基于服务器系统的安全设置
创新互联是一家专注于成都网站建设、网站制作与策划设计,青秀网站建设哪家好?创新互联做网站,专注于网站建设十载,网设计领域的专业建站公司;建站业务涵盖:青秀等地区。青秀做网站价格咨询:18980820575
防火墙设置
账户设置
加强程序代码安全性
及时备份数据
加强程序代码的安全性
服务器是网络环境中为客户机提供各种服务的、特殊的计算机系统,在网络中具有非常重要的地位,服务器安全性显得尤为重要。Web服务器安全漏洞 Web服务器上的漏洞可以从以下几方面考虑: a.在Web服务器上你不让人访问的秘密文件、目录或重要数据。 b.从远程用户向服务器发送信息时。特别是信用卡之类东西时,中途遭不法分子非法拦截。 c.Web服务器本身存在一些漏洞,使得一些人能侵入到主机系统,破坏一些重要的数据,甚至造成系统瘫痪。 d.CGI安全方面的漏洞有: (1)有意或无意在主机系统中遗漏Bugs给非法黑客创造条件。 (2)用CGI脚本编写的程序当涉及到远程用户从浏览器中输入表格(Form),并进行检索(Search index),或form-mail之类在主机上直接操作命令时,或许会给Web主机系统造成危险。

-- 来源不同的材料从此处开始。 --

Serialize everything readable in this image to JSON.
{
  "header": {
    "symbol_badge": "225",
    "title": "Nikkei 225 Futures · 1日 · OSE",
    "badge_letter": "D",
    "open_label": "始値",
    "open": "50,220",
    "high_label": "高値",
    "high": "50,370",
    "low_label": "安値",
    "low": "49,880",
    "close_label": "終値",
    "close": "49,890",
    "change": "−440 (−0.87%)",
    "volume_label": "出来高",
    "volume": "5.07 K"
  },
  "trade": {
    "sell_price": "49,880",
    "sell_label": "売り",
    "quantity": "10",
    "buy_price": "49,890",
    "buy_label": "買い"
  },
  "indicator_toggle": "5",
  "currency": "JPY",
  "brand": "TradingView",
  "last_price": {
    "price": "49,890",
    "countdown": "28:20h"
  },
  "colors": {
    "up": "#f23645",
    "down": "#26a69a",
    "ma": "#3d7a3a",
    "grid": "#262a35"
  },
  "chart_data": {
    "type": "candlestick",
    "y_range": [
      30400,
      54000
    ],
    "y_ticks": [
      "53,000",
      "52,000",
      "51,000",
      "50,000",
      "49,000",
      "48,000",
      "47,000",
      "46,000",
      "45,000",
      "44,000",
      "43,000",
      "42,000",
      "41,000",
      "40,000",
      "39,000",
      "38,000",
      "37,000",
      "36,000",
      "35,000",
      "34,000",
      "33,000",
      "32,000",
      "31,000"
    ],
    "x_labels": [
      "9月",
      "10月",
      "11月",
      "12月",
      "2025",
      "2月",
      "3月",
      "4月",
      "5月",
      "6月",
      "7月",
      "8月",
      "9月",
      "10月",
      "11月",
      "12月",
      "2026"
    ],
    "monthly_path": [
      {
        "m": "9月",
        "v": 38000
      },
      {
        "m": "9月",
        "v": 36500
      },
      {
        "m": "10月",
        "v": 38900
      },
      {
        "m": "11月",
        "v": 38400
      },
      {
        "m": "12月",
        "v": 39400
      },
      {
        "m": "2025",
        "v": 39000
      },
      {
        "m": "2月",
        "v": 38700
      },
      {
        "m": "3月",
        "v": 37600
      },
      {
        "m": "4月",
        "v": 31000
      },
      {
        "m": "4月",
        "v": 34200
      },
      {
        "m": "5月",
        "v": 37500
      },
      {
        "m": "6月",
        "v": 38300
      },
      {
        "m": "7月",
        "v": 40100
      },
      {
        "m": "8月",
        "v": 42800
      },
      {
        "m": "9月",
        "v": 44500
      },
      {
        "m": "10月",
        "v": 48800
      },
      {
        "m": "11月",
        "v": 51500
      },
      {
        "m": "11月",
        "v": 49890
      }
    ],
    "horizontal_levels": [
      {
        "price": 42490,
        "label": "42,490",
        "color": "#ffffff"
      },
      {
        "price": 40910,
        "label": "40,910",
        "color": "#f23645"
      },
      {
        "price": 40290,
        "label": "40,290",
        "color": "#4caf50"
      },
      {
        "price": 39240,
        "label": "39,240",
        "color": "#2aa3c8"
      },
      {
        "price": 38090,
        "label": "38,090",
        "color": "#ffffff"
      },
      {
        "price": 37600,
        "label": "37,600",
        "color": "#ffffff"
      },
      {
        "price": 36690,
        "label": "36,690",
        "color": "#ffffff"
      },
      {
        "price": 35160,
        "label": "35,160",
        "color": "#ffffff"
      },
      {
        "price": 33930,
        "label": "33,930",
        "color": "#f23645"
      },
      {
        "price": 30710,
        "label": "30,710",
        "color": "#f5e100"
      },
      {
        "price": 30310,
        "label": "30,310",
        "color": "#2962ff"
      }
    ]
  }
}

提高系统安全性和稳定性 a.限制在Web服务器开账户,定期删除一些断进程的用户。 b.对在Web服务器上开的账户,在口令长度及定期更改方面作出要求,防止被盗用。 c.尽量使FTP、MAIL等服务器与之分开,去掉ftp,sendmail,tftp,NIS,NFS,finger,netstat等一些无关的应用。 d.在Web服务器上去掉一些绝对不用的如SHELL之类的解释器,即当在你的CGI的程序中没用到PERL时。就尽量把PERL在系统解释器中删除掉。 e.定期查看服务器中的日志logs文件。分析一切可疑事件。
1、系统漏洞的修复
安装好的系统都会有系统漏洞需要进行补丁,一些高危漏洞是需要我们及时补丁的, 否则黑客容易利用漏洞进行服务器攻击。
2、系统账号优化
我们服务器的密码需要使用强口令,同时有一些来宾账户例如guest一定要禁用掉。
3、目录权限优化
对于不需要执行与写入权限的服务器我们要进行权限修改,确保不把不该出现的的权限暴露给攻击者让攻击者有机可趁。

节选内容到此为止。